Web Application Testing with LLMs
Testing is an important part of software engineering, and when properly implemented, test automation can improve efficiency by order of magnitude.
GenAI, and more specifically Large Language Models (LLMs), can enable people with less coding expertise to participate in software development - including the creation of automated tests.
Prompting LLMs to Write UI Tests
For UI based testing, like testing web applications, you can prompt the LLM with detailed step by step instructions: which testing framework to use, how to set it up, what each test should do, and how each test should be conducted. Ideally, LLM then generates runnable code, that uses test framework like Playwright, Selenium or Cypress.
However, there is also alternative approach.
Letting the LLM Run the Tests Itself
Instead of asking the LLM to write code, what if we asked it to run the test directly?
Here’s a simple prompt I gave to Claude 3.7 Sonnet: 'Use your browser, go to bosch.com and find if there are 17 product categories in power tools. Report the result just with pass or fail.'
That’s it — no other context provided. Claude opened the Bosch website, navigated to power tools section, noticed that not all categories were visible at first and had to be expanded, counted all the categories, and returned the result.
Here is the video of the test in action:
On the left side, Claude explains what it’s doing step by step. On the right, you see the actual browser navigating the site. Here is the link to the full conversation.

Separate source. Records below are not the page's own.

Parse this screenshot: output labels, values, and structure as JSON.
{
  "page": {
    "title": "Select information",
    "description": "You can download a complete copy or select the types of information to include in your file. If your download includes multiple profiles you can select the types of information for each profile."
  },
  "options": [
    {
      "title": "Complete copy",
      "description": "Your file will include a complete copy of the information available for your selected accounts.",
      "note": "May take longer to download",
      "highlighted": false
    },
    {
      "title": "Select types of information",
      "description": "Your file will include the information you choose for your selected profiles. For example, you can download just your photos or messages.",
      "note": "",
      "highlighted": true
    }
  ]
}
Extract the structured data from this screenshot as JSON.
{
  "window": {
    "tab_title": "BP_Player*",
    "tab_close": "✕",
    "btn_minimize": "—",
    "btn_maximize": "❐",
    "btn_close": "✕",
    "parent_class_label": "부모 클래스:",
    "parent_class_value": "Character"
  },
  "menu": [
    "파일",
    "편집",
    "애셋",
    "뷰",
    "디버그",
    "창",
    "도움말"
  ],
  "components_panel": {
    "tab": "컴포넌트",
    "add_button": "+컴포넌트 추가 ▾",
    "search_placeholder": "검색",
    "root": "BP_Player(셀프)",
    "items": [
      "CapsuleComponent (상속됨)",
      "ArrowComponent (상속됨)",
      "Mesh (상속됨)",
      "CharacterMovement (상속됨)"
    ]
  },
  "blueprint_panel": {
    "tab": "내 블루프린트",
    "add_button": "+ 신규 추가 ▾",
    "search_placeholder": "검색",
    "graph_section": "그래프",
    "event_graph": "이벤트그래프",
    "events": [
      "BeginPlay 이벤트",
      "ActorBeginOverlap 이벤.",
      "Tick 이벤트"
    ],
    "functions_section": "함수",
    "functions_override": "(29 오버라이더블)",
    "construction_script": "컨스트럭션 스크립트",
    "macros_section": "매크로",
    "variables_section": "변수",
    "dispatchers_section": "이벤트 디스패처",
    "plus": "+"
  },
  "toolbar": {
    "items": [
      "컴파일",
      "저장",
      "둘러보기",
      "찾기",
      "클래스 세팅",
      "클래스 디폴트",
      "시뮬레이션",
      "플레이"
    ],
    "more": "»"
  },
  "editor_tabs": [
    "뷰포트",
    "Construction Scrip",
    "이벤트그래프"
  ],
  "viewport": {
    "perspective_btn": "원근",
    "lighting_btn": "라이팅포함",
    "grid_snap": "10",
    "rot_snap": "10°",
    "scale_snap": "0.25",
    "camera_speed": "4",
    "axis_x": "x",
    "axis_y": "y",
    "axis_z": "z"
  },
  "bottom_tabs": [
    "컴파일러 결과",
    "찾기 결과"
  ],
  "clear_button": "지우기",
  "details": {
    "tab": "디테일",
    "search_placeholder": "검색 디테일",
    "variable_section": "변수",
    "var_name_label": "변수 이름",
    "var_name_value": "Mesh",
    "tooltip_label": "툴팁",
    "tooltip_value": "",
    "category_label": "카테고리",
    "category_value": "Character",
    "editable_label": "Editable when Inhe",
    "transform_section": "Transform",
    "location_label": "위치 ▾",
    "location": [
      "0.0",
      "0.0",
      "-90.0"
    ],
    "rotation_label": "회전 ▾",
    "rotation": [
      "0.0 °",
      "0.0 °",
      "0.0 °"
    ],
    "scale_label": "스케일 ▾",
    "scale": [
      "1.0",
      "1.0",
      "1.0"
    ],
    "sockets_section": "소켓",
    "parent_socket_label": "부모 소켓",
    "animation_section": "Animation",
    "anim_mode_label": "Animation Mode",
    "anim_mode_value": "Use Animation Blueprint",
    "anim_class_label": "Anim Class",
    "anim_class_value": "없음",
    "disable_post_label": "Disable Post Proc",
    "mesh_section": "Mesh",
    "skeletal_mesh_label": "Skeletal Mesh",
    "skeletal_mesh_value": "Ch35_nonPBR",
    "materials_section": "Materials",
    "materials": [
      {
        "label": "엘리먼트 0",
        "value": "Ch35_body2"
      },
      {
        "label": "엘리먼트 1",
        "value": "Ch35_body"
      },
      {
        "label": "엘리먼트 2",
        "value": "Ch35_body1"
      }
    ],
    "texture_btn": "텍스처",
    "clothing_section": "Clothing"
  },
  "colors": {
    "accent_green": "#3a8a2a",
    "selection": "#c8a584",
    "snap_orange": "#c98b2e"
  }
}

To demonstrate how it handles failures, here’s a slightly different test: 'Use your browser, go to bosch.com and find if there are 18 product categories in power tools. Report the result just with pass or fail.'
As expected, this one fails, since there aren’t 18 categories. Here is the link to this conversation.
How Is This Done?
This behavior is enabled through Playwright, the web automation framework from Microsoft, and the Model Context Protocol (MCP) — a protocol that allows LLMs to interface with external tools, like a browser.
The Model Context Protocol (MCP) [(Anthropic] enables Large Language Models (LLMs) to interface with external tools. Originally developed by Anthropic, it is gaining traction and will be supported by other providers as well—OpenAI’s recent announcement is a good example.
MCP relies on two core components: a client and a server.
In example linked above, I used Claude Desktop — desktop application for accessing Claude — as the MCP client. It acts as an LLM interface that interprets user prompts, sends commands to the MCP server, receives feedback, and issues further instructions accordingly.
Configuration instructions for Claude Desktop are available here (link).
Playwright-mcp setup guide explains how to configure the MCP client for integration. Playwright-mcp is an MCP server implementation for Playwright. It receives commands from the MCP client and performs corresponding browser actions—such as navigation, clicks, and other interactions.
Apart from installing and configuring Claude Desktop, I only needed to install Playwright and Node.js. That’s it.
Current limitation to desktop clients is a drawback, but future MCP implementations will likely support prompting LLMs over APIs, enabling cloud-based usage and integration with other tools.
When can I have it?
This is still very early — and far from perfect:
LLMs sometimes struggle with cookie pop-ups or dropdown interactions
Execution is slow, much slower than a well-written Playwright script
It incurs token costs, although those are dropping fast
But what it offers is powerful: easy test implemenation, flexibility and robustness. If web page changes - links are moved, renamed, or even if the navigation completely changes - traditional script might break. But an LLM, like a human tester, can adapt and still find the right path. That adaptability is something current tools don’t handle well.
The Future of Testing
This approach could increase efficiency of software development and also bridge the gap between technical and non-technical team members, potentially democratizing test creation and maintenance. As LLM capabilities improve and costs drop, execution speed and reliability will also get better. However the future of testing likely involves a hybrid approach — using traditional automation for execution speed and scale - and LLM driven for adaptability and complex exploratory scenarios. Organizations that embrace both will be best positioned to maintain quality while accelerating their development cycles.